Le Conseil d’Etat, par cette décision du 8 décembre 2023, annule les articles du jugement de la cour administrative d’appel de Versailles relatifs à la déduction fiscale des « punitive damage » en retenant que « ces […] dispositions [de l’article 39, 2 du CGI] font obstacle à la déduction de toute somme d'argent mise, aux fins de prévention et de répression, à la charge d'un contribuable qui a méconnu une obligation légale. N'est ainsi pas déductible […] la sanction pécuniaire prononcée par une autorité étrangère à raison de la méconnaissance d'une obligation légale étrangère ».

Ainsi, le juge du droit indique qu’il ressortait de l’arrêt de la juridiction d’appel que les sommes en cause « visaient à dissuader la réitération de faits similaires à celui à l'origine du dommage et s'ajoutaient aux dommages-intérêts compensatoires versés par ailleurs pour réparer le préjudice subi » et qu’ainsi ces sommes présentent « le caractère d'une sanction pécuniaire au sens des dispositions [de l’article 39, 2 du CGI] », sans que la circonstance qu'elles aient été prononcées dans le cadre d'un litige commercial pour la satisfaction d'intérêts privés et versés à la victime n’ait d’incidence.
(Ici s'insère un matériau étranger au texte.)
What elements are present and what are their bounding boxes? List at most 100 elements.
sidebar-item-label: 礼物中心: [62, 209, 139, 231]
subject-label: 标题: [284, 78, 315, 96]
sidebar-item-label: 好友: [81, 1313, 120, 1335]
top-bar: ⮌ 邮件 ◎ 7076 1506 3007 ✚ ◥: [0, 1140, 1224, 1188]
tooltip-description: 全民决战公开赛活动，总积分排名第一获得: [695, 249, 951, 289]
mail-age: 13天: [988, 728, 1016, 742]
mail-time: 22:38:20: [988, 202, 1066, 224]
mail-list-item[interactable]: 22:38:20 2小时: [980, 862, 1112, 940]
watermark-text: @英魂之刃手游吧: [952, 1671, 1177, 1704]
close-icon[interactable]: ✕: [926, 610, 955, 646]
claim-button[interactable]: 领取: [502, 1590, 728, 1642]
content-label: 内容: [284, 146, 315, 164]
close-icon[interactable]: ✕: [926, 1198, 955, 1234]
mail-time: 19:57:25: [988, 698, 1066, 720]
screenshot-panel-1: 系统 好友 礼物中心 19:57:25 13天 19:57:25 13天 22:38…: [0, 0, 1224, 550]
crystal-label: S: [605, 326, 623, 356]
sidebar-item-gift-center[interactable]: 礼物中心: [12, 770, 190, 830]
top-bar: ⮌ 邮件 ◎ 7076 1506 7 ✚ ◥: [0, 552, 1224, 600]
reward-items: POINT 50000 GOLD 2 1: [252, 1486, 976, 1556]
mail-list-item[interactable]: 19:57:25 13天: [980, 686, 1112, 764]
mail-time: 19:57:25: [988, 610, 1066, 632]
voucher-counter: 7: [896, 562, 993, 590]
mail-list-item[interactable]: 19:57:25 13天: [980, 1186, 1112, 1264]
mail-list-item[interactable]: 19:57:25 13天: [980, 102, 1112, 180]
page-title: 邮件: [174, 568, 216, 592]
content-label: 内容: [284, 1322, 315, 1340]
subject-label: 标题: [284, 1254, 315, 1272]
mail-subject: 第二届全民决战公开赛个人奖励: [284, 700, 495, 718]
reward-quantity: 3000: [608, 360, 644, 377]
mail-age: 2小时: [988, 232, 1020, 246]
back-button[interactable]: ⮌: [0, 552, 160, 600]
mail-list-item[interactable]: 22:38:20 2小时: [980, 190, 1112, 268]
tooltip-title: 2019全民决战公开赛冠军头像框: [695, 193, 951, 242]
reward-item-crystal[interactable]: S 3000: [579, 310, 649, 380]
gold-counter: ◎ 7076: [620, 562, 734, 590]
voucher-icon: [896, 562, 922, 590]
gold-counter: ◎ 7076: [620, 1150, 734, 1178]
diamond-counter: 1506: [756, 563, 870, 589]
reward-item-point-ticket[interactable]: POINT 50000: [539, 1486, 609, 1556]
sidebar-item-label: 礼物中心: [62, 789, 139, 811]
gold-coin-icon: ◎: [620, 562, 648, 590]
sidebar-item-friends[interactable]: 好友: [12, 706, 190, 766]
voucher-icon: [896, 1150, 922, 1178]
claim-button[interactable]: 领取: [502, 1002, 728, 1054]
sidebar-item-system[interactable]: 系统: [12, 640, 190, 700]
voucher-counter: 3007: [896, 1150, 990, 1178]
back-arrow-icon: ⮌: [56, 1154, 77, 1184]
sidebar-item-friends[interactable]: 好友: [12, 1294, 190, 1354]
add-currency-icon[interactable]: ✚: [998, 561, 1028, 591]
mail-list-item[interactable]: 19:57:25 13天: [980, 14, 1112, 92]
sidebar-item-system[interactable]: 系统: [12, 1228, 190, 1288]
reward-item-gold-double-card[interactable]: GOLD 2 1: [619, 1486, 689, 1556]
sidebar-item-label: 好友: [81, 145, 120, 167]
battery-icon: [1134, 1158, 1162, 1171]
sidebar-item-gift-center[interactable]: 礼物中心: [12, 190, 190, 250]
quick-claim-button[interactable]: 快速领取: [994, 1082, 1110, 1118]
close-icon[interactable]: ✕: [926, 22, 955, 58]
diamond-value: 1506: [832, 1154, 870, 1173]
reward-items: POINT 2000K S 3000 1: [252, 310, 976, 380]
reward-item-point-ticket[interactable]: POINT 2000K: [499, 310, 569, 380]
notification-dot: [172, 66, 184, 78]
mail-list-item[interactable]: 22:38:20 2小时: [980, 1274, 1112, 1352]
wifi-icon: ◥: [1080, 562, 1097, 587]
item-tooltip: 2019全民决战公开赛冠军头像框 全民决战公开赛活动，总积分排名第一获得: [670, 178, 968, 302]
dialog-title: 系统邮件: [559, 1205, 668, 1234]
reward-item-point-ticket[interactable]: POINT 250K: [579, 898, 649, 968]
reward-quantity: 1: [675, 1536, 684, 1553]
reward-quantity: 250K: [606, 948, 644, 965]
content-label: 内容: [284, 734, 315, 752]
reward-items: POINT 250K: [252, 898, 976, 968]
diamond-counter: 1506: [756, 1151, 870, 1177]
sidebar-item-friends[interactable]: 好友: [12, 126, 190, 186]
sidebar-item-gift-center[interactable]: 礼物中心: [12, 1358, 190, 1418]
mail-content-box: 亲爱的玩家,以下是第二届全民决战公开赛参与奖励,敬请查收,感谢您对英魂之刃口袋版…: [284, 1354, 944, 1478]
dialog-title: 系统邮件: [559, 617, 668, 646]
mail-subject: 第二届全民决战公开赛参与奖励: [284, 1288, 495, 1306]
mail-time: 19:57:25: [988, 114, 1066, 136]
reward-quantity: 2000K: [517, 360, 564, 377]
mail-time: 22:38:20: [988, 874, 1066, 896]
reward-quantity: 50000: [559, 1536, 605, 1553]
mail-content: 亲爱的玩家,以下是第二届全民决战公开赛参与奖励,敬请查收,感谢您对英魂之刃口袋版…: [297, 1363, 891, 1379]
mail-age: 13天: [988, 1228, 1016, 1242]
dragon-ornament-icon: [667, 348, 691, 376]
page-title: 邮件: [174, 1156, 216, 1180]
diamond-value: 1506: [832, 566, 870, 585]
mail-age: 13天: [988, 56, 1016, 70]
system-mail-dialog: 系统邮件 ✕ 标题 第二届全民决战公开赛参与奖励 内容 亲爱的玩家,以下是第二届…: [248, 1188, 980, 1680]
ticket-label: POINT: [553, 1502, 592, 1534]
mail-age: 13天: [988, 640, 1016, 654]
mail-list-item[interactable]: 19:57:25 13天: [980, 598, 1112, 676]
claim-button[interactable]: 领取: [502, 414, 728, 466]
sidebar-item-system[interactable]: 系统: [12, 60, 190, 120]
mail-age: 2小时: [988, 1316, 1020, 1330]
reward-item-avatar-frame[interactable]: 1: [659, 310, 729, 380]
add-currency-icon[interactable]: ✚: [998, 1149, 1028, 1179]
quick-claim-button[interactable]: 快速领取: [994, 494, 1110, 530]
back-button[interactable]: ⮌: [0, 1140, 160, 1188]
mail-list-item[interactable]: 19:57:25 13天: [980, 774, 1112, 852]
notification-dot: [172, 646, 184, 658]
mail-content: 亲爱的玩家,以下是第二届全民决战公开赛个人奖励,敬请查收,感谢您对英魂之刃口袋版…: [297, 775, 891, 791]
Il est à noter qu’une exception est tout de même aménagée par le Conseil d’Etat, lequel retient qu’est déductibles une sanction prononcée par une autorité étrangère lorsqu’elle « a été prononcée en contrariété avec la conception française de l’ordre public international ».

 

Quid des BNC
Le principe selon lequel les pénalités et sanctions ne sont pas déductibles dans le cadre des revenus BIC n’est pas repris par la rédaction de l’article 93 du CGI relatif aux charges pouvant impacter le résultat fiscal en matière de bénéfices non commerciaux (BNC). Cependant, la rédaction de cet article indiquant que les dépenses déductibles sont celles « nécessitées par l'exercice de la profession », emporte l’impossible déduction du résultat imposable au titre des BNC des pénalités et sanctions. Ainsi, confronté à une interrogation similaire à celle de l’affaire, les juridictions retiendraient, à n’en pas douter, une interprétation similaire dans le cas des revenus et charges BNC.